Estados Unidos acusa a China de realizar una prueba nuclear subterránea en 2020: ¿el fin del tabú nuclear?
Una señal sísmica que reabre el fantasma de la Guerra Fría
Washington y Moscú mantuvieron durante décadas una regla no escrita que ahora se ha roto: si se hacía una prueba nuclear, el mundo debía enterarse. Ese equilibrio estratégico global, sostenido sobre acuerdos frágiles, desconfianzas mutuas y líneas rojas que nadie quería cruzar abiertamente, se tambalea. Cuando esos límites han empezado a difuminarse, incluso el más leve indicio puede alterar la estabilidad que parecía garantizada. Así comienzan las acusaciones nucleares.
El temblor que reabre el debate
La historia la contamos la semana pasada, pero ahora hay más datos que sustentan la retórica de Washington. Estados Unidos ha endurecido su acusación de que China realizó una prueba nuclear subterránea de bajo rendimiento el 22 de junio de 2020 cerca de Lop Nur, en Xinjiang, apoyándose en datos sísmicos detectados por una estación en Kazajistán que registró un evento de magnitud aproximada 2,75.
Washington sostiene algo que para ellos es una evidencia: que la señal no puede encajar con un terremoto ni con explosiones mineras, y que Pekín habría empleado técnicas de «desacoplamiento» para amortiguar la señal sísmica y dificultar la detección, aunque admite que no puede determinar con precisión el rendimiento de la supuesta detonación.
El tratado que no obliga
El trasfondo de todo es el Tratado de Prohibición Completa de los Ensayos Nucleares de 1996, el mismo que prohíbe explosiones nucleares pero que nunca ha entrado plenamente en vigor por falta de ratificaciones, pese a que las grandes potencias aseguran respetar su espíritu inicial.
Por su parte, el organismo internacional de supervisión detectó dos pequeños eventos sísmicos separados por 12 segundos en la fecha señalada, pero también reconoció que eran demasiado débiles para atribuirlos con total certeza a una explosión nuclear, lo que deja la disputa en un terreno técnico donde la evidencia pública resulta, cuanto menos, ambigua.
Presión estratégica sin New START
La acusación llega tras la expiración del último tratado que limitaba los arsenales estratégicos de Estados Unidos y Rusia, y en un momento en que la administración Trump busca impulsar un nuevo acuerdo que incluya también a China.
Desde ese prisma, detallar públicamente el supuesto ensayo puede funcionar como palanca diplomática para forzar a Pekín a sentarse a negociar.
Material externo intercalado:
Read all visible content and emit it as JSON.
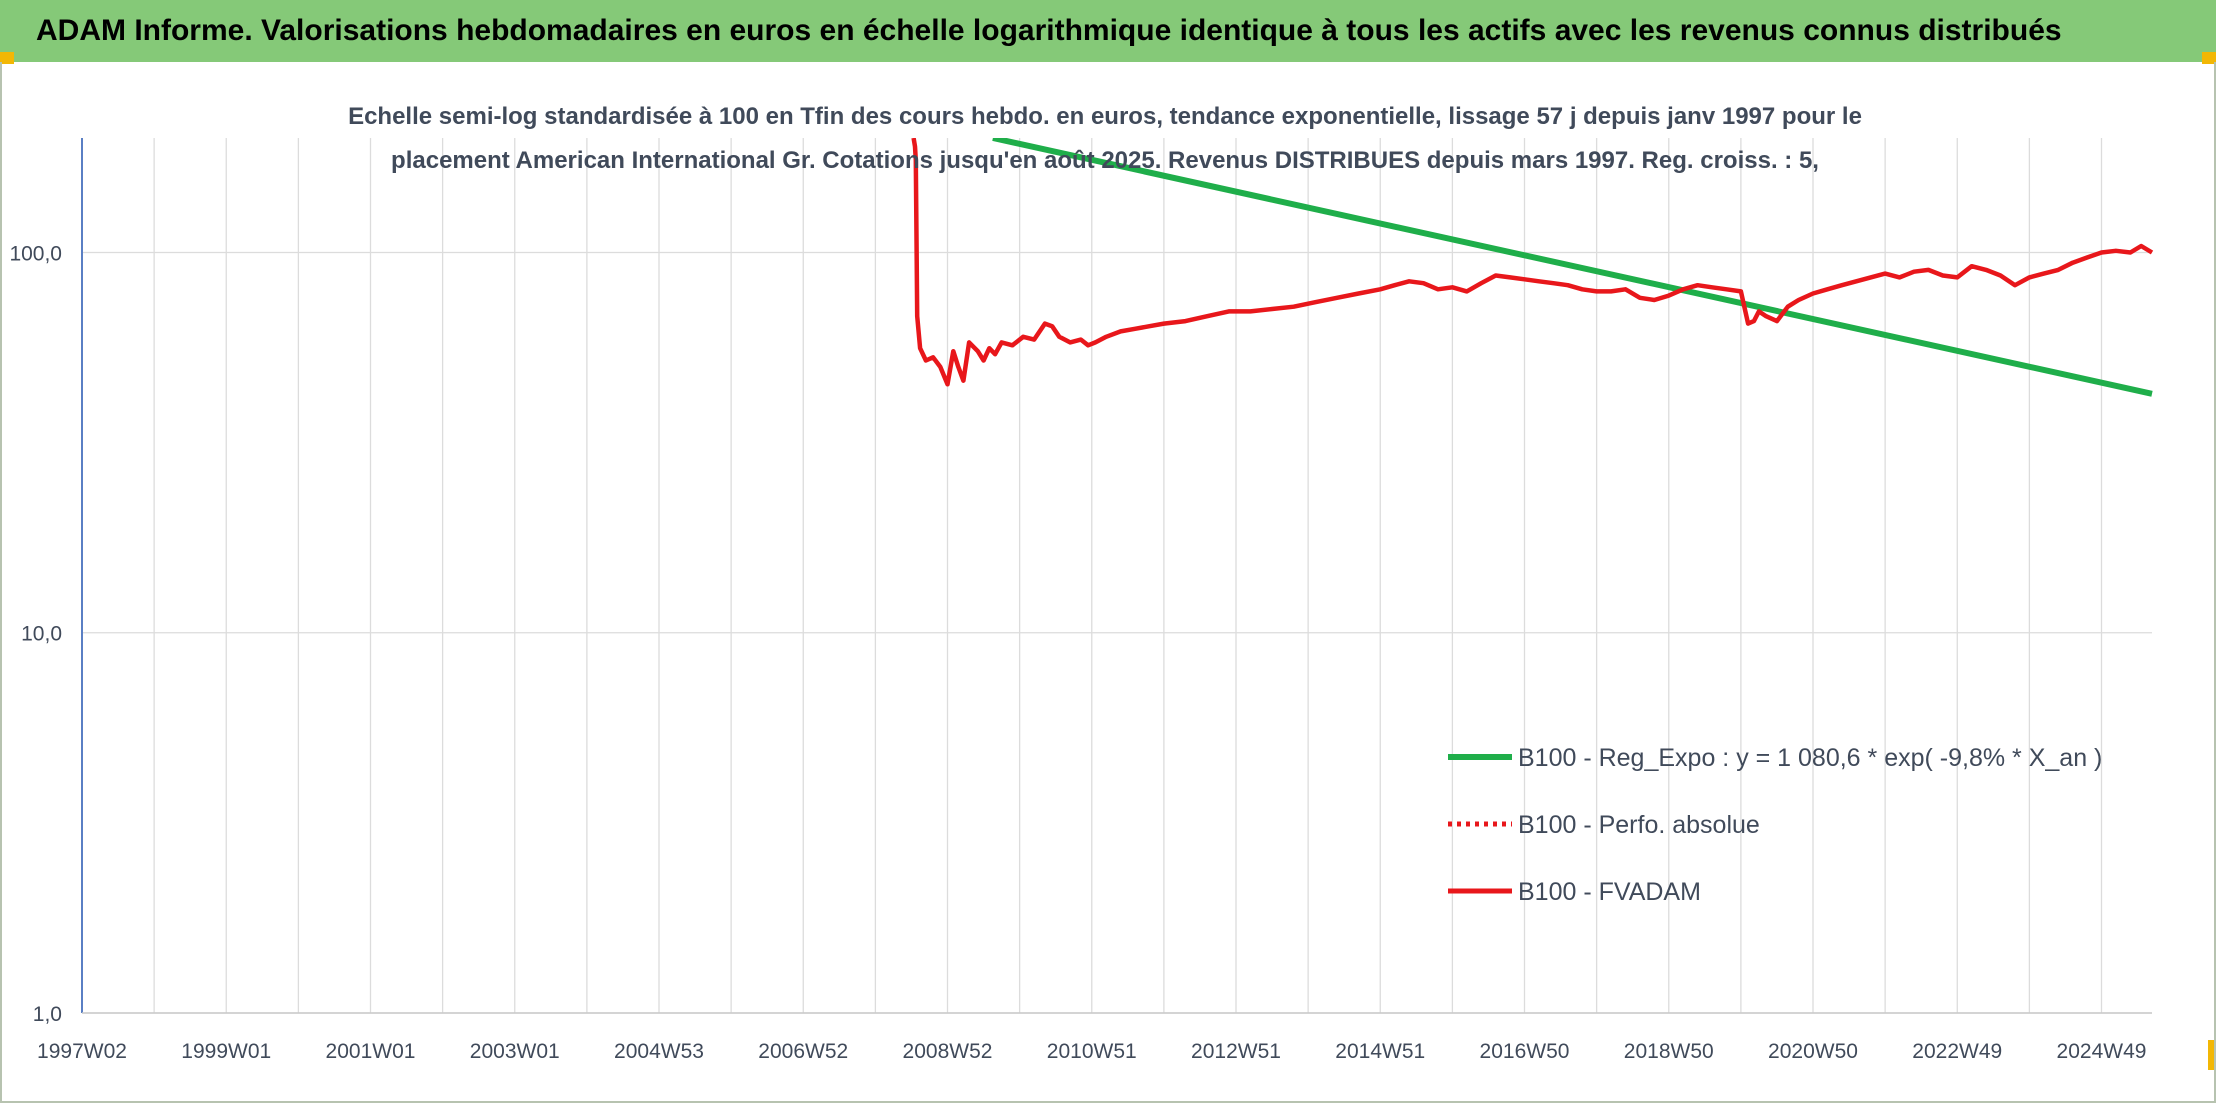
{
  "banner": {
    "title": "ADAM Informe. Valorisations hebdomadaires en euros en échelle logarithmique identique à tous les actifs avec les revenus connus distribués"
  },
  "colors": {
    "banner_bg": "#85c978",
    "corner_accent": "#f2b705",
    "trend": "#1fae4a",
    "fvadam": "#e8171b",
    "perfo": "#e8171b",
    "grid": "#dcdcdc",
    "y_axis": "#5a7fc4",
    "text": "#404a5a"
  },
  "chart_data": {
    "type": "line",
    "title_lines": [
      "Echelle semi-log standardisée à 100 en Tfin des cours hebdo. en euros, tendance exponentielle, lissage 57 j depuis janv 1997 pour le",
      "placement American International Gr. Cotations jusqu'en août 2025. Revenus DISTRIBUES depuis mars 1997. Reg. croiss. : 5,"
    ],
    "y_scale": "log",
    "ylim": [
      1,
      200
    ],
    "y_ticks": [
      {
        "value": 1,
        "label": "1,0"
      },
      {
        "value": 10,
        "label": "10,0"
      },
      {
        "value": 100,
        "label": "100,0"
      }
    ],
    "xlim": [
      1997.0,
      2025.7
    ],
    "x_ticks": [
      {
        "value": 1997.0,
        "label": "1997W02"
      },
      {
        "value": 1999.0,
        "label": "1999W01"
      },
      {
        "value": 2001.0,
        "label": "2001W01"
      },
      {
        "value": 2003.0,
        "label": "2003W01"
      },
      {
        "value": 2005.0,
        "label": "2004W53"
      },
      {
        "value": 2007.0,
        "label": "2006W52"
      },
      {
        "value": 2009.0,
        "label": "2008W52"
      },
      {
        "value": 2011.0,
        "label": "2010W51"
      },
      {
        "value": 2013.0,
        "label": "2012W51"
      },
      {
        "value": 2015.0,
        "label": "2014W51"
      },
      {
        "value": 2017.0,
        "label": "2016W50"
      },
      {
        "value": 2019.0,
        "label": "2018W50"
      },
      {
        "value": 2021.0,
        "label": "2020W50"
      },
      {
        "value": 2023.0,
        "label": "2022W49"
      },
      {
        "value": 2025.0,
        "label": "2024W49"
      }
    ],
    "grid": true,
    "legend_position": "bottom-right",
    "series": [
      {
        "name": "B100 - Reg_Expo : y = 1 080,6 * exp( -9,8% *  X_an )",
        "style": "solid-thick",
        "x": [
          2009.63,
          2025.7
        ],
        "y": [
          200,
          42.5
        ]
      },
      {
        "name": "B100 - Perfo. absolue",
        "style": "dotted",
        "x": [],
        "y": []
      },
      {
        "name": "B100 - FVADAM",
        "style": "solid-thick",
        "x": [
          2008.53,
          2008.55,
          2008.56,
          2008.58,
          2008.62,
          2008.7,
          2008.8,
          2008.9,
          2009.0,
          2009.08,
          2009.15,
          2009.22,
          2009.3,
          2009.42,
          2009.5,
          2009.58,
          2009.66,
          2009.75,
          2009.9,
          2010.05,
          2010.2,
          2010.35,
          2010.45,
          2010.55,
          2010.7,
          2010.85,
          2010.95,
          2011.05,
          2011.2,
          2011.4,
          2011.6,
          2011.8,
          2012.0,
          2012.3,
          2012.6,
          2012.9,
          2013.2,
          2013.5,
          2013.8,
          2014.1,
          2014.4,
          2014.7,
          2015.0,
          2015.2,
          2015.4,
          2015.6,
          2015.8,
          2016.0,
          2016.2,
          2016.4,
          2016.6,
          2016.8,
          2017.0,
          2017.2,
          2017.4,
          2017.6,
          2017.8,
          2018.0,
          2018.2,
          2018.4,
          2018.6,
          2018.8,
          2019.0,
          2019.2,
          2019.4,
          2019.6,
          2019.8,
          2020.0,
          2020.1,
          2020.18,
          2020.25,
          2020.35,
          2020.5,
          2020.65,
          2020.8,
          2021.0,
          2021.2,
          2021.4,
          2021.6,
          2021.8,
          2022.0,
          2022.2,
          2022.4,
          2022.6,
          2022.8,
          2023.0,
          2023.2,
          2023.4,
          2023.6,
          2023.8,
          2024.0,
          2024.2,
          2024.4,
          2024.6,
          2024.8,
          2025.0,
          2025.2,
          2025.4,
          2025.55,
          2025.7
        ],
        "y": [
          200,
          190,
          175,
          68,
          56,
          52,
          53,
          50,
          45,
          55,
          50,
          46,
          58,
          55,
          52,
          56,
          54,
          58,
          57,
          60,
          59,
          65,
          64,
          60,
          58,
          59,
          57,
          58,
          60,
          62,
          63,
          64,
          65,
          66,
          68,
          70,
          70,
          71,
          72,
          74,
          76,
          78,
          80,
          82,
          84,
          83,
          80,
          81,
          79,
          83,
          87,
          86,
          85,
          84,
          83,
          82,
          80,
          79,
          79,
          80,
          76,
          75,
          77,
          80,
          82,
          81,
          80,
          79,
          65,
          66,
          70,
          68,
          66,
          72,
          75,
          78,
          80,
          82,
          84,
          86,
          88,
          86,
          89,
          90,
          87,
          86,
          92,
          90,
          87,
          82,
          86,
          88,
          90,
          94,
          97,
          100,
          101,
          100,
          104,
          100
        ]
      }
    ]
  }
}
Al mismo tiempo, a Washington le sirve para abrir otro escenario quizás más inquietante: advertir que no aceptará quedarse de brazos cruzados en lo que han tildado como una «desventaja intolerable» si otros realizan pruebas de bajo rendimiento mientras Estados Unidos mantiene su moratoria vigente desde 1992. Dicho de otra forma, tanto si fue una prueba nuclear real como si no, las potencias parecen estar tomando posiciones ahora que no hay pactos de por medio.
El debate sobre apretar el botón
De hecho, Trump ha insinuado que Estados Unidos podría reanudar ensayos «en igualdad de condiciones» si China y Rusia también los están llevando a cabo, una posibilidad que inquieta a expertos en control de armamentos que temen romper el tabú pos-Guerra Fría y desencadenar una nueva carrera de pruebas.
La discusión, por tanto, no es solo técnica, sino política: si Washington responde con detonaciones propias, podría legitimar que otras potencias hagan lo mismo, erosionando décadas de contención informal.
Un equilibrio nuclear en transformación
Aunque el arsenal chino (estimado en torno a 600 ojivas) sigue siendo menor que el de Rusia y Estados Unidos, su expansión rápida preocupa a Washington, que interpreta cualquier ensayo de bajo rendimiento como parte de una estrategia para modernizar y perfeccionar su fuerza nuclear.
Pekín niega haber cruzado la línea y defiende que respeta su moratoria. Y, mientras tanto, el debate sobre pruebas clandestinas revela un sistema internacional cada vez más frágil, uno donde la desconfianza y la opacidad tecnológica pesan casi tanto como las propias armas.